You are dehydrated, on the verge of heat stroke. Maybe you start to hear voices.

Find a new job! they might say. You've made unwise career choices!

But then, just when you can take no more—salvation. It's quitting time. That's right, you're free!

You tear off clothes even as you stagger to your car—which, if 90° is too hot, then the inside of your car is, by this point, a fully-functioning kiln. This is a perfect opportunity to bake any unfired pottery you have lying around. Once on the road, you suffer hallucinations the whole traffic-snarled, asphalt-melting commute home.
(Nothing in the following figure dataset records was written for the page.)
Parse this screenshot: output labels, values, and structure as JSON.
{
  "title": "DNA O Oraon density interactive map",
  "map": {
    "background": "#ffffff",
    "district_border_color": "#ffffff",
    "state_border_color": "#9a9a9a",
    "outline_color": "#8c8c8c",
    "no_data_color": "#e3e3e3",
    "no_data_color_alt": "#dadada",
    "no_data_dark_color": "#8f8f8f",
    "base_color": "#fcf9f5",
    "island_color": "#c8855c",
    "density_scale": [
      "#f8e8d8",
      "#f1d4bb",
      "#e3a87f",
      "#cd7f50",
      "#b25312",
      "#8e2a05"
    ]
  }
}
Your visions are of snowstorms and iced tea—iced teastorms. Sometime later, and no time later (for time has ceased to exist; it melted, Dali-esque, somewhere on the freeway on-ramp), you arrive home. You stagger through the door, half-naked and delirious. Now, at long last, you may assert some measure of control over your own (dis)comfort. You get to choose how to unwind, how to cool off, how to relax.

So what do you do?

The sane person has any number of perfectly reasonable options. Take a cold shower; draw the blinds and turn off the lights; watch TV; find the sweet spot between three oscillating fans; stick your head in the freezer. Even for those courageous—or masochistic—enough to return outside, there are numerous refreshments available: go jump in a lake; sit in the shade with a keg of iced tea (someone's gotta make that iced teastorm dream a reality); follow the creepy, warped siren-call of your local ice cream truck and rediscover popsicles; skulk to a big-box store and splurge on an AC unit you'll use two weeks out of the year; stop by the kids-only wading pool at the city park and act like a proud parent; linger in the cool rush of air conditioned store fronts.

All great choices. But since no gardener has ever been mistaken for a sane person, I have this nagging suspicion you do something else, don't you? Because the garden does not take days off, after all, and, after all, that lilac stump you cut down weeks ago isn't going to just dig itself out.

Brilliant! Yes, that's what you, in your fevered idiocy, decide to do—remove a stump. In the most merciless, sun-broiled corner of the yard, at the hottest time of day you lug out the pick and mattock and REMOVE A STUMP.